In einer Generalversammlung, an welcher beide Gesellschafter sowie deren anwaltliche Vertretung teilnahmen, wurde unter anderem über die Bestellung eines sachverständigen Revisors gemäß § 45 GmbHG zur Prüfung des Jahresabschlusses 2019 abgestimmt. Der Beschlussantrag enthielt keine Angaben zur Person des Revisors, weshalb der Antragstellervertreter ergänzend beantragte, die Prüfung durch einen unabhängigen Wirtschaftsprüfer durchführen zu lassen und eine konkrete Wirtschaftsprüfungsgesellschaft namentlich nannte. Der Antragstellervertreter verfügte zwar über eine schriftliche Spezialvollmacht, diese wurde aber vom Vorsitzenden nicht kontrolliert oder verlangt und daher auch weder vorgelegt noch zum Protokoll genommen.

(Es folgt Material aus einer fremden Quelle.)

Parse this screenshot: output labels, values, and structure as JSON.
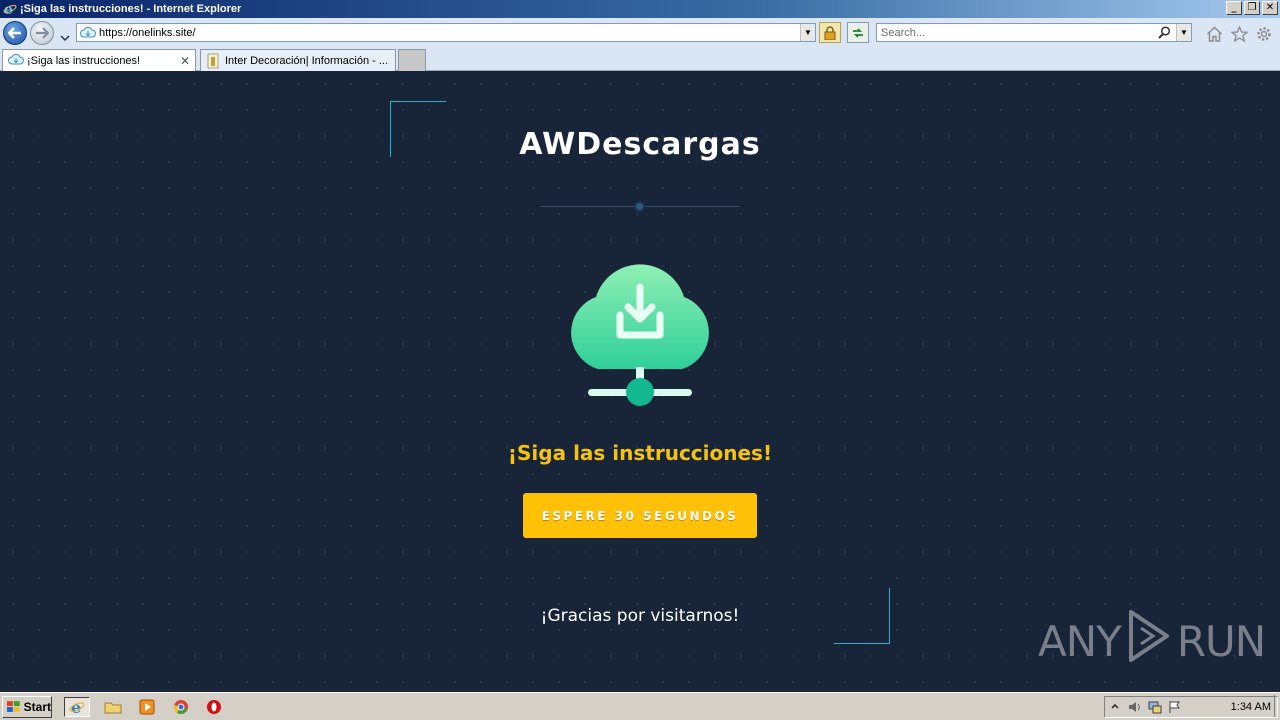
{
  "window": {
    "title": "¡Siga las instrucciones! - Internet Explorer",
    "controls": [
      "minimize",
      "restore",
      "close"
    ]
  },
  "addressbar": {
    "url": "https://onelinks.site/",
    "search_placeholder": "Search..."
  },
  "tabs": [
    {
      "label": "¡Siga las instrucciones!",
      "active": true
    },
    {
      "label": "Inter Decoración| Información - ...",
      "active": false
    }
  ],
  "page": {
    "brand": "AWDescargas",
    "headline": "¡Siga las instrucciones!",
    "button_label": "ESPERE 30 SEGUNDOS",
    "thanks": "¡Gracias por visitarnos!",
    "colors": {
      "background": "#182438",
      "accent_yellow": "#ffc107",
      "headline_yellow": "#f5c211",
      "corner_cyan": "#1fb5d6",
      "cloud_top": "#8ff0b4",
      "cloud_bottom": "#2fcf9a"
    }
  },
  "watermark": {
    "left": "ANY",
    "right": "RUN"
  },
  "taskbar": {
    "start_label": "Start",
    "pinned": [
      "internet-explorer-icon",
      "folder-icon",
      "media-player-icon",
      "chrome-icon",
      "opera-icon"
    ],
    "tray_icons": [
      "show-hidden-icon",
      "volume-icon",
      "network-icon",
      "action-center-flag-icon"
    ],
    "clock": "1:34 AM"
  }
}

Der Antrag wurde vom Geschäftsführer der Gesellschaft als Vorsitzendem als nicht fristgerechte Ergänzung der Tagesordnung abgelehnt.

Bei Beschlussfassung über den ursprünglichen, keinen Revisor benennenden Antrag, enthielt sich die Mehrheitsgesellschafterin der Stimme (da sie sowieso einen Stimmverbot unterlegen wäre), der Antragsteller stimmte dafür und der Vorsitzende stellte den Beschluss fest.

Der Antragsteller beantragte dennoch nach § 45 GmbHG die gerichtliche Bestellung eines Revisors und stützte sich primär darauf, dass ohne Benennung einer Person als Revisor es sich nur um eine Scheinrevision handeln könne, da der Geschäftsführer, dessen Handlungen geprüft werden sollen, selbst den Revisor aussuchen würde. Die Gesellschaft als Antragsgegnerin wendete ein, dass der Antragstellervertreter in der Generalversammlung über keine schriftliche Stimmrechtsvollmacht verfügte, seine Antragstellung auf Bestellung eines bestimmten Revisors daher nicht wirksam erfolgte. Darüberhinaus liege kein ablehnender Beschluss vor, welcher jedoch Voraussetzung für eine gerichtliche Bestellung eines Sonderprüfers nach § 45 GmbHG sei.

Rekursentscheidung (6 R 175/21f des OLG Wien)

Das Erstgericht gab dem Antrag statt und bestellte einen Revisor. Das Rekursgericht bestätigte die erstinstanzliche Entscheidung.

Ohne ablehnenden Beschluss ist § 45 Abs 1 GmbHG zwar nicht anwendbar. Der Ablehnung gleichzuhalten ist aber die Weigerung der Mehrheit, über den Antrag abzustimmen oder ein bloßer Prüfungsbeschluss ohne Bestellung bestimmter Prüfer, weil der in § 45 Abs 1 GmbHG genannte Gerichtshof gleichermaßen nicht nur die Frage abzuklären hätte, ob überhaupt eine Sonderprüfung vorzunehmen ist, sondern gemäß § 45 Abs 3 GmbHG bejahendenfalls auch eine bestimmte Person zum Revisor zu bestellen hätte.

Zur Ausübung des Stimmrechtes durch einen Bevollmächtigten bedarf es einer schriftlichen, auf die Ausübung dieses Rechts lautenden Spezialvollmacht. Der Formzweck der Vollmacht liegt in der Überprüfbarkeit der Teilnahme an der Generalversammlung, hat also bloß mit der Legitimation des Bevollmächtigten zu tun. Nimmt daher ein nicht schriftlich Bevollmächtigter an der Generalversammlung ohne Widerspruch der übrigen Gesellschafter teil, ist dessen Stimmabgabe wirksam, ohne dass es einer nachträglichen schriftlichen Stimmrechtsvollmacht bedürfte. Weiters lehnte das Rekursgericht aufgrund des unentziehbaren Teilnahmerechts eines Gesellschafters das Argument ab, eine Vertretung bei der Antragstellung und Stimmabgabe setze die Abwesenheit des Vertretenen voraus.

Der Antrag des Antragstellervertreters war nicht verspätete, da der Antrag auf Sonderprüfung sogar erst im Tagesordnungspunkt Entlastung oder Genhemigung des Jahresabschlusses gestellt werden kann. Dies muss umso eher für die Benennung eines Revisors im Rahmen des Tagesordnungspunktes Sonderprüfung gelten.

OGH-Entscheidung

Der OGH wies in seiner sehr kurzen Entscheidung den Revisionsrekurs mangels Rechtsfrage von erheblicher Bedeutung zurück.

Was nehmen wir für die Praxis aus dieser Entscheidung mit?

Das Fehlen der schriftlichen Stimmrechtsvollmacht bei Anwesenheit des Vertretenen ist nur relevant, wenn ein Gesellschafter der Vertretung widerspricht.

Ein Beschluss auf Sonderprüfung ist wie ein ablehnender Beschluss zu werten, wenn der Beschluss keinen bestimmten Revisor benennt.